2:1 stand es nach drei Einzeln für die Gastgeber. Bad Königshofens Bastian Steger lag gegen Ruwen Filus nach Sätzen 1:2 und im vierten 7:10 zurück. Drei Matchbälle zum Sieg für sich und sein Team, Steger einen Schritt vor dem Abgrund. Dann drehte der 70 Königshöfer Fans liebster „Basti-Basti“ den Spieß um. Sonst sagt man, wenn man so einen Satz noch dreht, man habe ihn geklaut. Dieses war aus Fuldaer Sicht ein ganz fürchterlicher Raub, dem Stegers Sieg und der von Ort/Uda im Entscheidungsdoppel folgten: Nicht 1:3 gegen, sondern 3:2 für den TSV Bad Königshofen.

„Viel hätte ich da nicht mehr auf Basti gesetzt“, gestand Kilian Ort hinterher in einem viertelstündigen Livestream-Interview total entspannt und relaxed. Er selber war zuvor Anlass, für sich selber zu verzweifeln, für seine Fans zum Grübeln: Schon wieder verletzt! Wo er doch eine Woche vorher in Glanzform die Bergneustädter „Schwalben“ allein zur Hälfte vom Himmel geholt hatte. Seit Freitag wussten er und die Verantwortlichen es, dass diesmal „der siebte Halswirbel blockierte.“ Man habe sich sicherheitshalber zum Verzicht auf das Einzel entschieden, es aber bis zum Eintrag in den Spielbericht nicht verraten. Ja er habe sich sogar ganz normal eingespielt – und dann Filip Zeljko den Vortritt gelassen. Fürs Doppel, sollte es dazu kommen, war er aber eingetragen: Legales Pokern auf hohem Niveau.

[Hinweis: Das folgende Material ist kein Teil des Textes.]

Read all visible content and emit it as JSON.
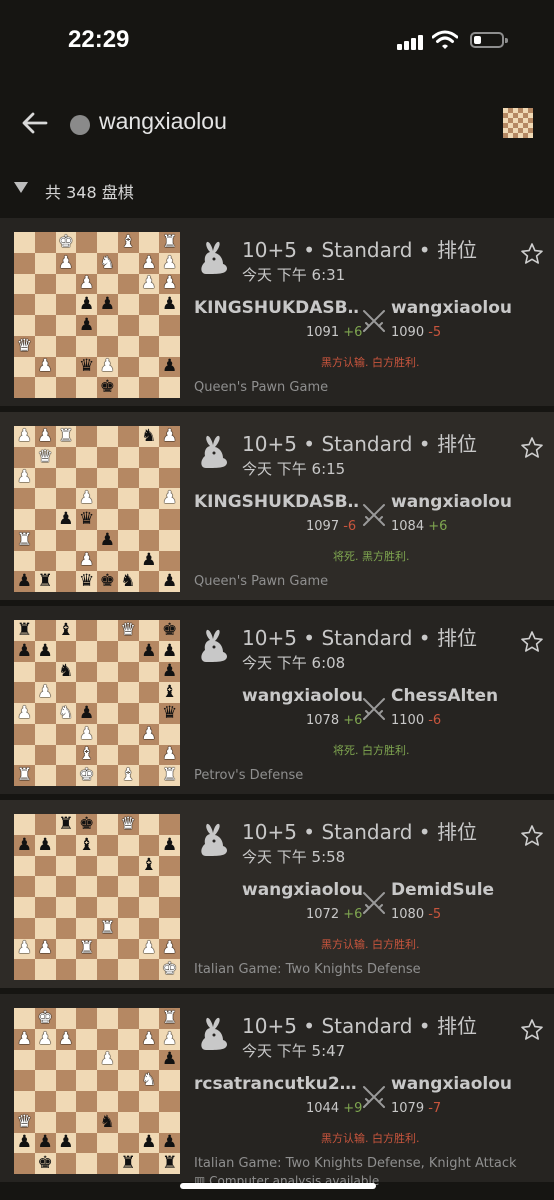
{
  "status_bar": {
    "time": "22:29"
  },
  "header": {
    "username": "wangxiaolou"
  },
  "games_count": "共 348 盘棋",
  "colors": {
    "win_green": "#7fa650",
    "loss_red": "#c8553d",
    "card_bg": "#262421",
    "board_light": "#f0d9b5",
    "board_dark": "#b58863"
  },
  "games": [
    {
      "meta": "10+5 • Standard • 排位",
      "time": "今天 下午 6:31",
      "white_name": "KINGSHUKDASB…",
      "white_rating": "1091",
      "white_diff": "+6",
      "black_name": "wangxiaolou",
      "black_rating": "1090",
      "black_diff": "-5",
      "result": "黑方认输. 白方胜利.",
      "opening": "Queen's Pawn Game",
      "board": [
        "..K..B.R",
        "..P.N.PP",
        "...P..PP",
        "...pp..p",
        "...p....",
        "Q.......",
        ".P.qP..p",
        "....k..."
      ]
    },
    {
      "meta": "10+5 • Standard • 排位",
      "time": "今天 下午 6:15",
      "white_name": "KINGSHUKDASB…",
      "white_rating": "1097",
      "white_diff": "-6",
      "black_name": "wangxiaolou",
      "black_rating": "1084",
      "black_diff": "+6",
      "result": "将死. 黑方胜利.",
      "opening": "Queen's Pawn Game",
      "board": [
        "PPR...nP",
        ".Q......",
        "P.......",
        "...P...P",
        "..pq....",
        "R...p...",
        "...P..p.",
        "pr.qkn.p"
      ]
    },
    {
      "meta": "10+5 • Standard • 排位",
      "time": "今天 下午 6:08",
      "white_name": "wangxiaolou",
      "white_rating": "1078",
      "white_diff": "+6",
      "black_name": "ChessAlten",
      "black_rating": "1100",
      "black_diff": "-6",
      "result": "将死. 白方胜利.",
      "opening": "Petrov's Defense",
      "board": [
        "r.b..Q.k",
        "pp....pp",
        "..n....p",
        ".P.....b",
        "P.Np...q",
        "...P..P.",
        "...B...P",
        "R..K.B.R"
      ]
    },
    {
      "meta": "10+5 • Standard • 排位",
      "time": "今天 下午 5:58",
      "white_name": "wangxiaolou",
      "white_rating": "1072",
      "white_diff": "+6",
      "black_name": "DemidSule",
      "black_rating": "1080",
      "black_diff": "-5",
      "result": "黑方认输. 白方胜利.",
      "opening": "Italian Game: Two Knights Defense",
      "board": [
        "..rk.Q..",
        "pp.b...p",
        "......b.",
        "........",
        "........",
        "....R...",
        "PP.R..PP",
        ".......K"
      ]
    },
    {
      "meta": "10+5 • Standard • 排位",
      "time": "今天 下午 5:47",
      "white_name": "rcsatrancutku2…",
      "white_rating": "1044",
      "white_diff": "+9",
      "black_name": "wangxiaolou",
      "black_rating": "1079",
      "black_diff": "-7",
      "result": "黑方认输. 白方胜利.",
      "opening": "Italian Game: Two Knights Defense, Knight Attack",
      "analysis": "Computer analysis available",
      "board": [
        ".K.....R",
        "PPP...PP",
        "....P..p",
        "......N.",
        "........",
        "Q...n...",
        "ppp...pp",
        ".k...r.r"
      ]
    }
  ]
}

Doch Fulda hatte ebenfalls taktiert und es geschafft, seinen Abwehr-, Lange-Außennoppen-Spezialisten Ruwen Filus (34), der zudem ständig den Schläger dreht, gegen Yukiya Uda zum Eröffnungseinzel zu stellen. Diesen Filus, seit kurzem WR-21., für den Ort schon mehrfach das passende Rezept hatte. Der rang diese japanische Nr. 22 der Weltrangliste in fünf Sätzen nieder. Was für ein enttäuschender Start! Gegen den Vorletzten, das Play-Off-Team der vorigen Saison, in derselben Besetzung! Aber das TSV-Team zeigte sein wahres Gesicht noch, mitgerissen von den empathischen Anfeuerungsrufen der 72 mit Bus und Pkw´s angereisten Fans: zunächst mitleidend, aber ausdauernd anfeuernd, am Ende euphorisch mitfeiernd.

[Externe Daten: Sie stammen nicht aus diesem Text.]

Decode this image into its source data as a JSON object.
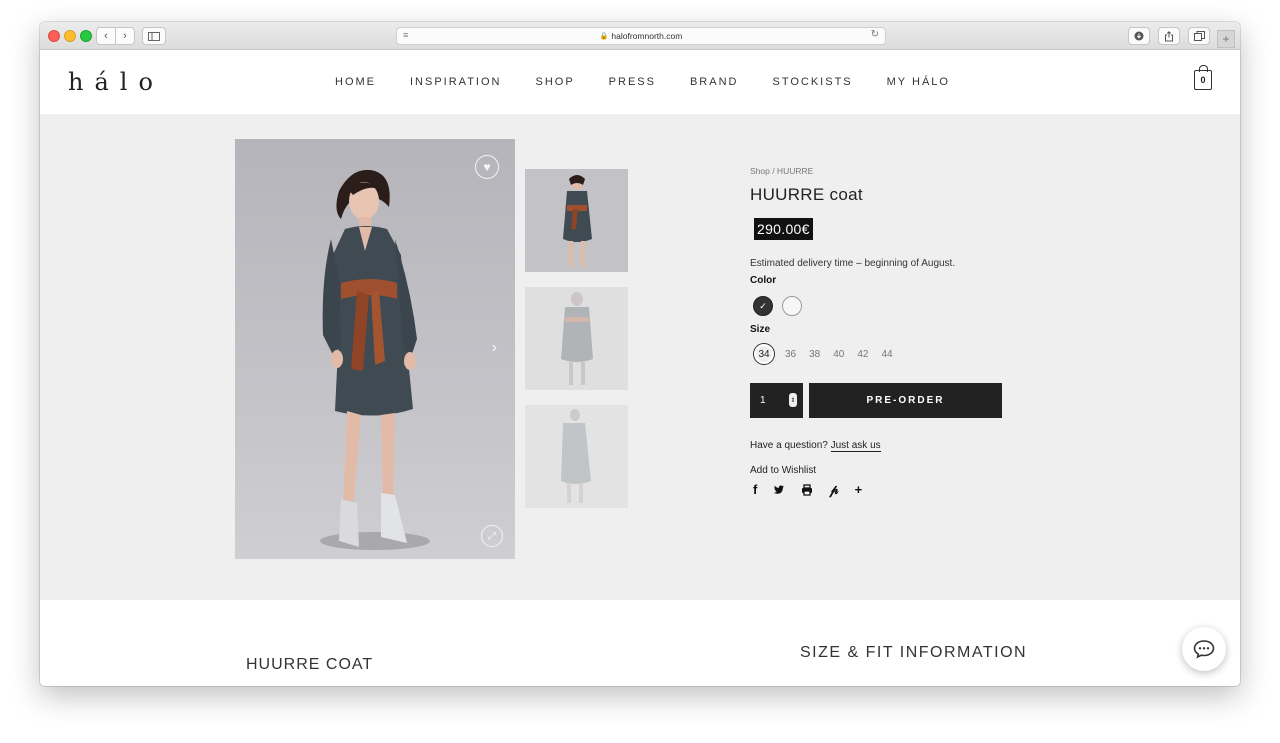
{
  "browser": {
    "url": "halofromnorth.com",
    "back_label": "‹",
    "forward_label": "›"
  },
  "site": {
    "logo": "hálo",
    "nav": [
      "HOME",
      "INSPIRATION",
      "SHOP",
      "PRESS",
      "BRAND",
      "STOCKISTS",
      "MY HÁLO"
    ],
    "cart_count": "0"
  },
  "product": {
    "breadcrumb": "Shop / HUURRE",
    "title": "HUURRE coat",
    "price": "290.00€",
    "delivery": "Estimated delivery time – beginning of August.",
    "color_label": "Color",
    "size_label": "Size",
    "sizes": [
      "34",
      "36",
      "38",
      "40",
      "42",
      "44"
    ],
    "quantity": "1",
    "preorder_label": "PRE-ORDER",
    "question_text": "Have a question?",
    "ask_link": "Just ask us",
    "wishlist_label": "Add to Wishlist"
  },
  "below": {
    "description_title": "HUURRE COAT",
    "fit_title": "SIZE & FIT INFORMATION"
  },
  "colors": {
    "background": "#efefef",
    "button": "#222222",
    "price_bg": "#111111"
  }
}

Ihr „Basti“ entfachte wieder das Feuer der Hoffnung mit seinem 3:1-Sieg gegen den Trainer-Sohn  Fan Bo Meng. Hier passte der Aufstellungspoker, trotz signifikanter Annahme-Probleme mit der Vorhand. Gegen ihn hatte Steger schon immer gut ausgesehen. Auch diesmal hatte er genügend andere Waffen im Arsenal, um den 19 Jahre Jüngeren und 25 cm Größeren klein zu kriegen – 1:1 zur Pause. Plötzlich mit einem Kilian Ort am Tisch, der nicht nur Zeljko, sondern auch sich selber einspielte – fürs Doppel. An einen Sieg von Zeljko gegen Cassin war nämlich in keiner Phase der drei Sätze wirklich zu denken. Dafür war Filip zu weit weg von seiner Form vom Saisonauftakt. Und Cassin war – nach 1:6-Bilanz bis dahin – wieder der Cassin der letzten Saison, mit einer der Top-5-Bilanzen der TTBL. Also wieder Rückstand, 1:2, und nun musste Steger gegen Filus in den Ring.

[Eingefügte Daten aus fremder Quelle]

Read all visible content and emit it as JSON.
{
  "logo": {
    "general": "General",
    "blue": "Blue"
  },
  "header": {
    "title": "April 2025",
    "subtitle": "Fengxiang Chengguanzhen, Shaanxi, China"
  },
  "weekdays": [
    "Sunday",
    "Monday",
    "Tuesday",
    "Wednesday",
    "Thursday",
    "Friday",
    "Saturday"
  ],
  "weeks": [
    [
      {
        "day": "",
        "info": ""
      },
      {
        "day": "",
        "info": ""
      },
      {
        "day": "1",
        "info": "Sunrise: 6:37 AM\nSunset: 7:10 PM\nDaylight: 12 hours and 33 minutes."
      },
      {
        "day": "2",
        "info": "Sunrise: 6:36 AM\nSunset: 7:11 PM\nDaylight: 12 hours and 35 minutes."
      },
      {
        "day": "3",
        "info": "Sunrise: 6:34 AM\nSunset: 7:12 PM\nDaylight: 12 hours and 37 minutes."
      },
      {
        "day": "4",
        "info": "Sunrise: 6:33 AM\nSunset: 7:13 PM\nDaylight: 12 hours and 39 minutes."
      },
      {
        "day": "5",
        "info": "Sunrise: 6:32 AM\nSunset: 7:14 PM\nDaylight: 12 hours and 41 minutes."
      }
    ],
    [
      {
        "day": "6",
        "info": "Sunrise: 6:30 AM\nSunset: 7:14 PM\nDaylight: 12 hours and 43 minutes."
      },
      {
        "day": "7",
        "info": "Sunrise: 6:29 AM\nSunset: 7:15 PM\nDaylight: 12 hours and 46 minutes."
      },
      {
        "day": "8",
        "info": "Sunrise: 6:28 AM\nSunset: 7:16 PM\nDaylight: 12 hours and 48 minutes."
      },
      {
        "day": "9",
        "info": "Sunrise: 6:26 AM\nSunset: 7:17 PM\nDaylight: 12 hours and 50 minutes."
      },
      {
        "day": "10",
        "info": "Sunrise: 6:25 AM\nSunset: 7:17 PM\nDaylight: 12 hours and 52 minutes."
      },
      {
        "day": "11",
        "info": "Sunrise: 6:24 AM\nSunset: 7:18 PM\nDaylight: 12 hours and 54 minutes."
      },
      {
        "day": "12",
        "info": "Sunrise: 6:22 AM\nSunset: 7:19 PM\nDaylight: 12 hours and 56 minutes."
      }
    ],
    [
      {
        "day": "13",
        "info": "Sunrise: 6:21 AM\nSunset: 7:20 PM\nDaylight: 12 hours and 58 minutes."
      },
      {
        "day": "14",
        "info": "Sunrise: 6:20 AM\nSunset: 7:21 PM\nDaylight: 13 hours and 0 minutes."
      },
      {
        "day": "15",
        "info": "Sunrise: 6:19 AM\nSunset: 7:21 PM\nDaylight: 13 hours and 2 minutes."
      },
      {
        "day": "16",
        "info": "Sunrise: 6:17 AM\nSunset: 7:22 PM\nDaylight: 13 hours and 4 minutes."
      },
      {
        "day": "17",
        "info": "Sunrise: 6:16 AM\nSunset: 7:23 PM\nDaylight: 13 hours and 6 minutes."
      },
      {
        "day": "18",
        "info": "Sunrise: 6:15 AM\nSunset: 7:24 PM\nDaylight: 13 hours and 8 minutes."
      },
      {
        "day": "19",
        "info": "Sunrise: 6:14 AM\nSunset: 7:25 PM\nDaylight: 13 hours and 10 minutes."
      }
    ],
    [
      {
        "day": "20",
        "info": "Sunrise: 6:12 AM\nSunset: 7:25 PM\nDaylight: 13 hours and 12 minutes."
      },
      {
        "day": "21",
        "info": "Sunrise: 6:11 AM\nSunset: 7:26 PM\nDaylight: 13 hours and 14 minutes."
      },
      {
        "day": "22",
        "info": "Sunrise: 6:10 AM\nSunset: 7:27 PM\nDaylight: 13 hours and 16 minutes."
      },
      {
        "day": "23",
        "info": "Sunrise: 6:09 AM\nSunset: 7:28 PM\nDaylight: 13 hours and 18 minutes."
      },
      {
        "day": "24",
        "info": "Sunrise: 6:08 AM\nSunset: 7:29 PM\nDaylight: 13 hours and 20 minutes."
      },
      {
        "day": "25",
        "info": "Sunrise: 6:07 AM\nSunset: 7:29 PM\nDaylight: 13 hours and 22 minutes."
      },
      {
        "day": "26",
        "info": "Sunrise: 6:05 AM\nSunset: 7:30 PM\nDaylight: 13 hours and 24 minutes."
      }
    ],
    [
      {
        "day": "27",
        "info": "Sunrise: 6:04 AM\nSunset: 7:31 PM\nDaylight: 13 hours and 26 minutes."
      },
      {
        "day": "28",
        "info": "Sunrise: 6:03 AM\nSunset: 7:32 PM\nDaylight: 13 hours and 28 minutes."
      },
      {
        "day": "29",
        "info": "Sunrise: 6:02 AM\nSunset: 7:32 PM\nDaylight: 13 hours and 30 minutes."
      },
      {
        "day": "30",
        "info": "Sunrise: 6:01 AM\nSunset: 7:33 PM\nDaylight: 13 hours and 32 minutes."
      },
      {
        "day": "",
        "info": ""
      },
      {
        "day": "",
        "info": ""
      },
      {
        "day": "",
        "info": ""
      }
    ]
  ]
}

Gegen den er allzu rasch 4:11 und 9:11 zurücklag. Das war kein 100%-Steger. Filus musste noch nicht einmal ans Limit gehen. Jetzt waren die „Basti-Basti“-Rufe der 70 keine belohnenden, sondern unterstützende, wenn denn überhaupt noch was gehen sollte. 11:7 im dritten, ein Lebenszeichen. Doch bei 7:10 im  vierten strahlte ganz Fulda und Filus war fast schon zum Händeschütteln bereit. Nur Basti Steger nicht. Der hatte noch was vor, „hat das Ding noch ummi griegd“, wie sein Vater Hans in solchen Fällen sagt. Und schickte Uda/Ort, zum ersten Mal überhaupt als Doppel, in die Box. Gegen das eingespielte, aber in dieser Saison noch nicht eingesetzte Cassin/Meng, weil keine Partie mit dem TTC über fünf Spiele ging.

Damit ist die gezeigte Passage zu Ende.